Los discursos pronunciados por los presidentes en ocasiones solemnes inevitablemente consienten frases de resonancia épica; sobre todo si lo que está de por medio es la conmemoración de una batalla o una resistencia heroica. En ese sentido, nadie esperaba que las palabras que debía pronunciar ayer el jefe de Estado en el contexto de las celebraciones por los 90 años de la reincorporación de Tacna al Perú fuesen una serena reflexión sobre el poder y sus limitaciones.
Pero una cosa es la justificada exaltación patriótica y otra, muy distinta, la franca incursión en la retórica populista. Y diera la impresión de que, aprovechando la licencia para cultivar lo primero, el mandatario se hubiese entregado en esta oportunidad a lo segundo.
El populismo de manual prescribe una supuesta división de la sociedad entre ‘los privilegiados’ (los ricos o los políticos indolentes, los pertenecientes a una casta que medra de un cierto estado de cosas) y ‘el pueblo’ (la gente de la calle, los pobres, las víctimas silenciosas de ese mismo estado de cosas). Este último, virtuoso por naturaleza y aquellos, irremediablemente malignos.
Prescribe también ese manual, por cierto, la aparición de un líder o caudillo que supuestamente sintoniza de manera providencial con las aspiraciones del ‘pueblo’ y sabe interpretarlas al milímetro en cada nueva coyuntura; y que, en consecuencia, argumenta o da a entender que ir contra él es ir contra quienes integran esa sacralizada comunidad. “El pueblo soy yo” es lo que en buena cuenta postula siempre el tipo de caudillo que nos ocupa. Revísense los casos de los regímenes populistas actuales o pasados en América Latina o en la Europa que precedió a la Segunda Guerra Mundial y se distinguirá la precisión del modelo que aquí bosquejamos.
La verdad de la dinámica entre gobernantes y gobernados, no obstante, es otra. ‘El pueblo’ es una abstracción demagógica que sirve para aludir sin hacer distinciones a lo que en realidad es un vasto universo de individuos con ideas propias, y que forman ocasionales mayorías y minorías sobre las distintas materias que pueden ser sometidas a su consideración. Los que piensan igual acerca del asunto ‘x’ no tienen por qué coincidir también acerca del asunto ‘y’… Pero el líder populista quiere hacernos creer que sí.
Pues bien, si uno presta atención al discurso de ayer en Tacna, descubre elementos que nítidamente sugieren que el presidente se está deslizando por la pendiente que conduce al populismo sin coartadas.
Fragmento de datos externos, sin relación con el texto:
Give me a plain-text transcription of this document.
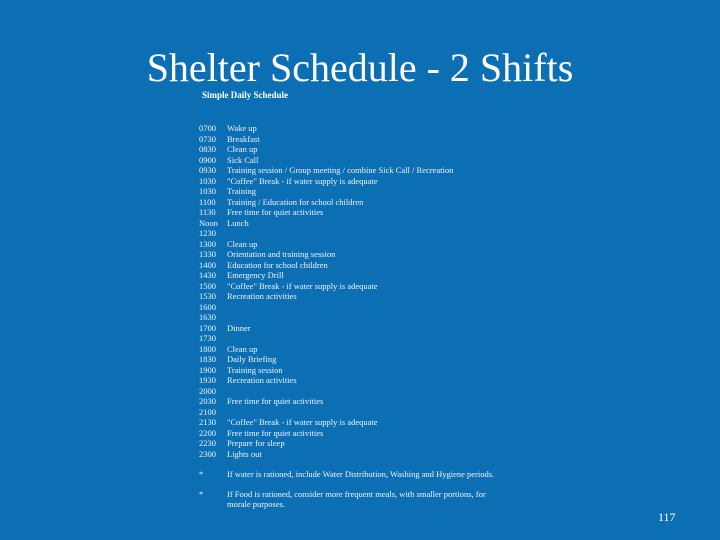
Shelter Schedule - 2 Shifts
Simple Daily Schedule
0700	Wake up
0730	Breakfast
0830	Clean up
0900	Sick Call
0930	Training session / Group meeting / combine Sick Call / Recreation
1030	"Coffee" Break - if water supply is adequate
1030	Training
1100	Training / Education for school children
1130	Free time for quiet activities
Noon	Lunch
1230
1300	Clean up
1330	Orientation and training session
1400	Education for school children
1430	Emergency Drill
1500	"Coffee" Break - if water supply is adequate
1530	Recreation activities
1600
1630
1700	Dinner
1730
1800	Clean up
1830	Daily Briefing
1900	Training session
1930	Recreation activities
2000
2030	Free time for quiet activities
2100
2130	"Coffee" Break - if water supply is adequate
2200	Free time for quiet activities
2230	Prepare for sleep
2300	Lights out
*	If water is rationed, include Water Distribution, Washing and Hygiene periods.
*	If Food is rationed, consider more frequent meals, with smaller portions, for morale purposes.
117
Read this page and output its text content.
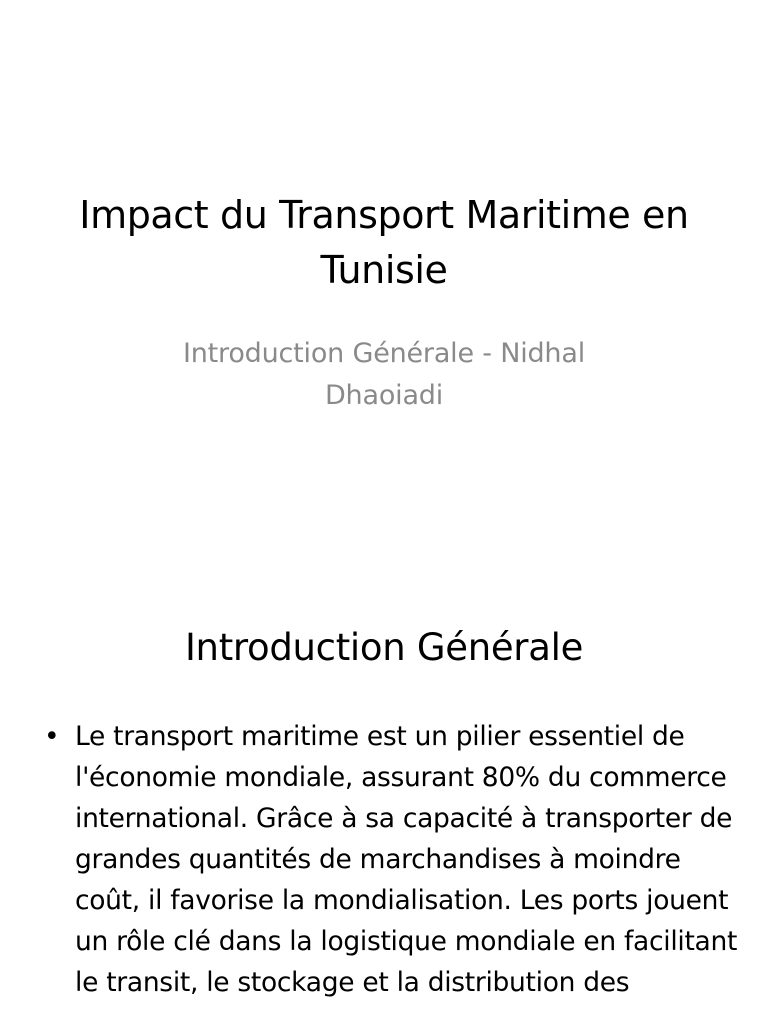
Impact du Transport Maritime en Tunisie

Introduction Générale - Nidhal Dhaoiadi

Introduction Générale
• Le transport maritime est un pilier essentiel de l'économie mondiale, assurant 80% du commerce international. Grâce à sa capacité à transporter de grandes quantités de marchandises à moindre coût, il favorise la mondialisation. Les ports jouent un rôle clé dans la logistique mondiale en facilitant le transit, le stockage et la distribution des
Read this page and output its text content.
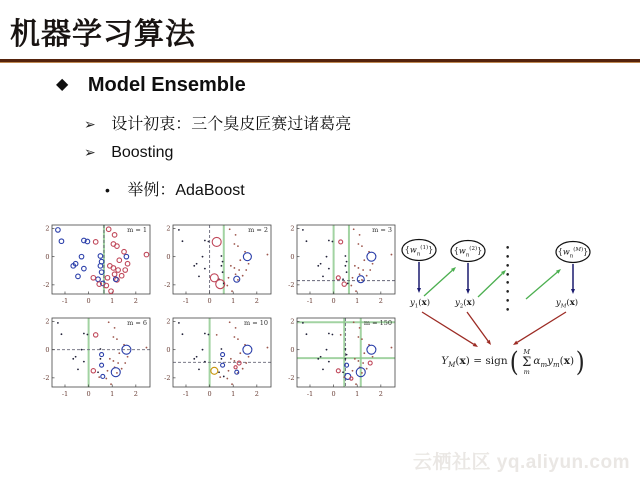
机器学习算法
◆ Model Ensemble
➢ 设计初衷：三个臭皮匠赛过诸葛亮
➢ Boosting
• 举例：AdaBoost
-1	0	1	2
2
0
-2
m = 1
-1	0	1	2
2
0
-2
m = 2
-1	0	1	2
2
0
-2
m = 3
-1	0	1	2
2
0
-2
m = 6
-1	0	1	2
2
0
-2
m = 10
-1	0	1	2
2
0
-2
m = 150
$\{w_n^{(1)}\}$	$\{w_n^{(2)}\}$	$\{w_n^{(M)}\}$
$y_1(x)$	$y_2(x)$	$y_M(x)$
• • • •
• • • •
$Y_M(x)$ = sign ( M
Σ
m
$\alpha_my_m(x)$ )
云栖社区 yq.aliyun.com
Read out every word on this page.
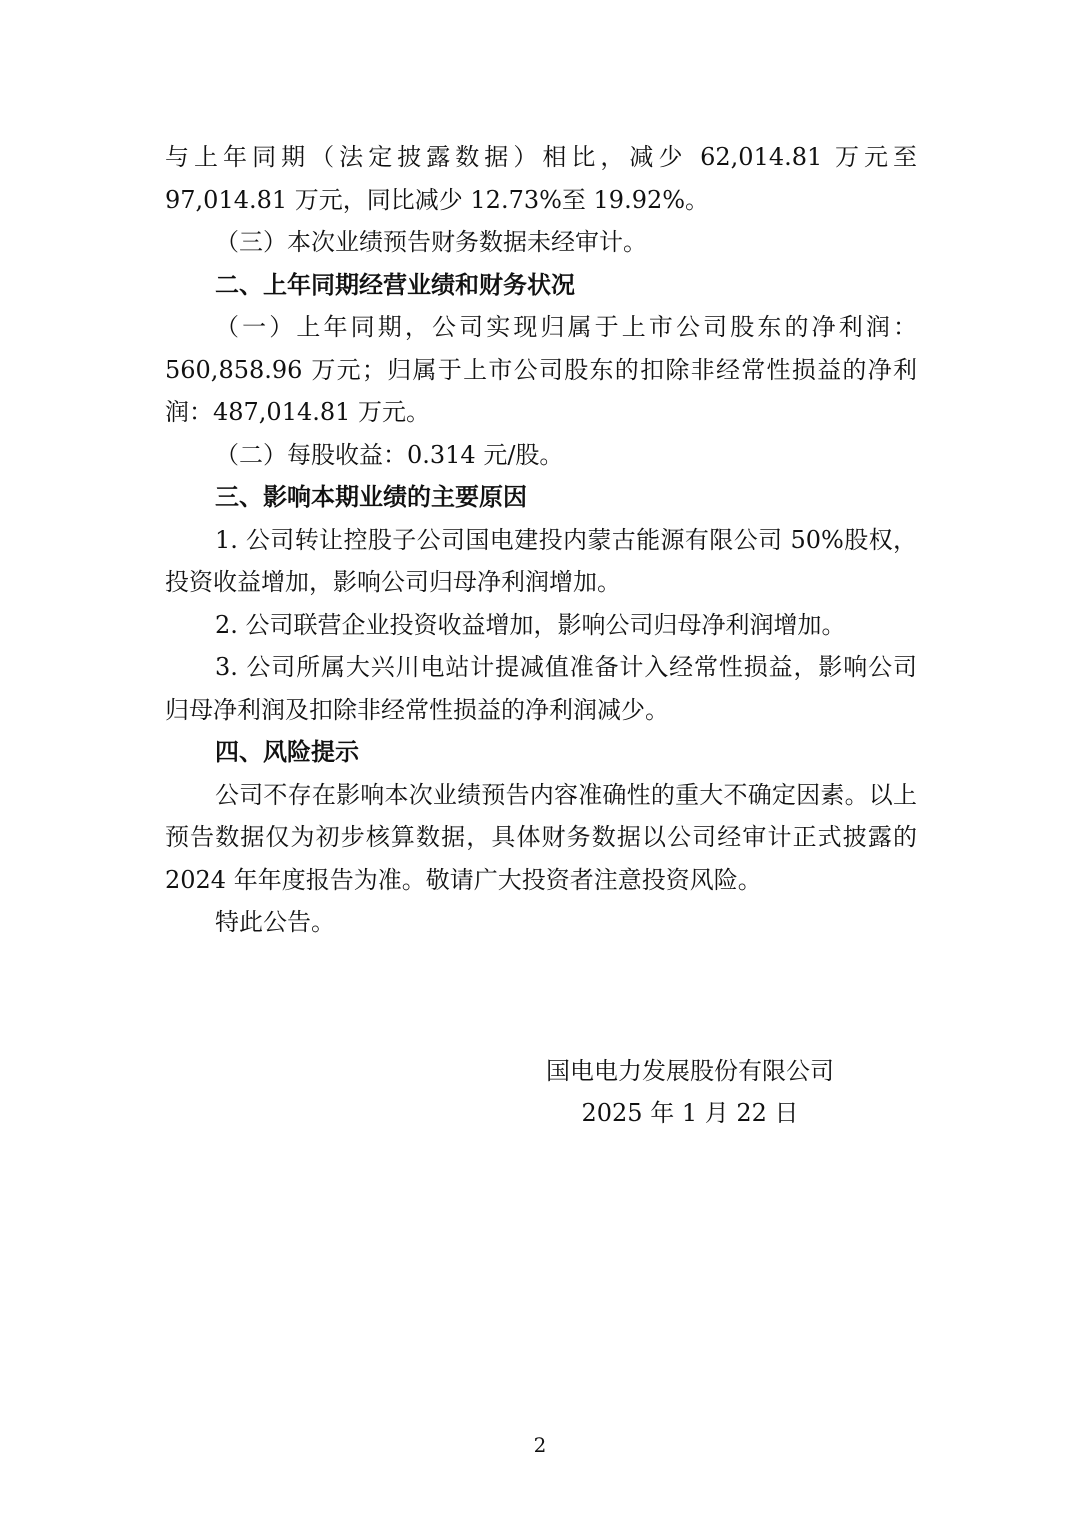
与上年同期（法定披露数据）相比，减少 62,014.81 万元至 97,014.81 万元，同比减少 12.73%至 19.92%。

（三）本次业绩预告财务数据未经审计。

二、上年同期经营业绩和财务状况

（一）上年同期，公司实现归属于上市公司股东的净利润：560,858.96 万元；归属于上市公司股东的扣除非经常性损益的净利润：487,014.81 万元。

（二）每股收益：0.314 元/股。

三、影响本期业绩的主要原因

1. 公司转让控股子公司国电建投内蒙古能源有限公司 50%股权，投资收益增加，影响公司归母净利润增加。

2. 公司联营企业投资收益增加，影响公司归母净利润增加。

3. 公司所属大兴川电站计提减值准备计入经常性损益，影响公司归母净利润及扣除非经常性损益的净利润减少。

四、风险提示

公司不存在影响本次业绩预告内容准确性的重大不确定因素。以上预告数据仅为初步核算数据，具体财务数据以公司经审计正式披露的 2024 年年度报告为准。敬请广大投资者注意投资风险。

特此公告。

国电电力发展股份有限公司
2025 年 1 月 22 日
2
En medio de las tensiones con una mayoría del Congreso sobre su propuesta para adelantar las elecciones, el mandatario ha sentenciado, por ejemplo: “Sé que nos van a seguir atacando, sé que nos van a seguir difamando, van a seguir dando la espalda a los peruanos, intentando defender privilegios y tratando de que nos demos por vencidos”. Y también: “No nos van a ganar porque estamos del lado correcto, estamos al lado del pueblo, que es honesto; en el pueblo nos apoyamos”.
Palabras de las que se sigue que quien lo critica en realidad lo estaría difamando y que quien no está de acuerdo con su iniciativa de adelanto electoral estaría en última instancia yendo en contra del pueblo honesto. No hay manera, aparentemente, de disentir de su propuesta y plantearle objeciones constitucionales sin caer en la categoría de los que defienden privilegios y les dan la espalda a los peruanos…
¿Así piensa conversar la próxima semana con el presidente del Congreso sobre su iniciativa? ¿Diciéndole de antemano que si no está de acuerdo con ella es poco menos que un enemigo jurado de todos sus compatriotas? ¿O lo que se está buscando es enrarecer la atmósfera previa a ese encuentro al punto de frustrarlo?
Lo más preocupante de todo, además, es que si la actitud del presidente Vizcarra empieza a parecerse al clásico populismo en sus premisas, acabará haciéndolo también en sus consecuencias. Y sobre eso ya nos ha dado lecciones insoslayables la historia.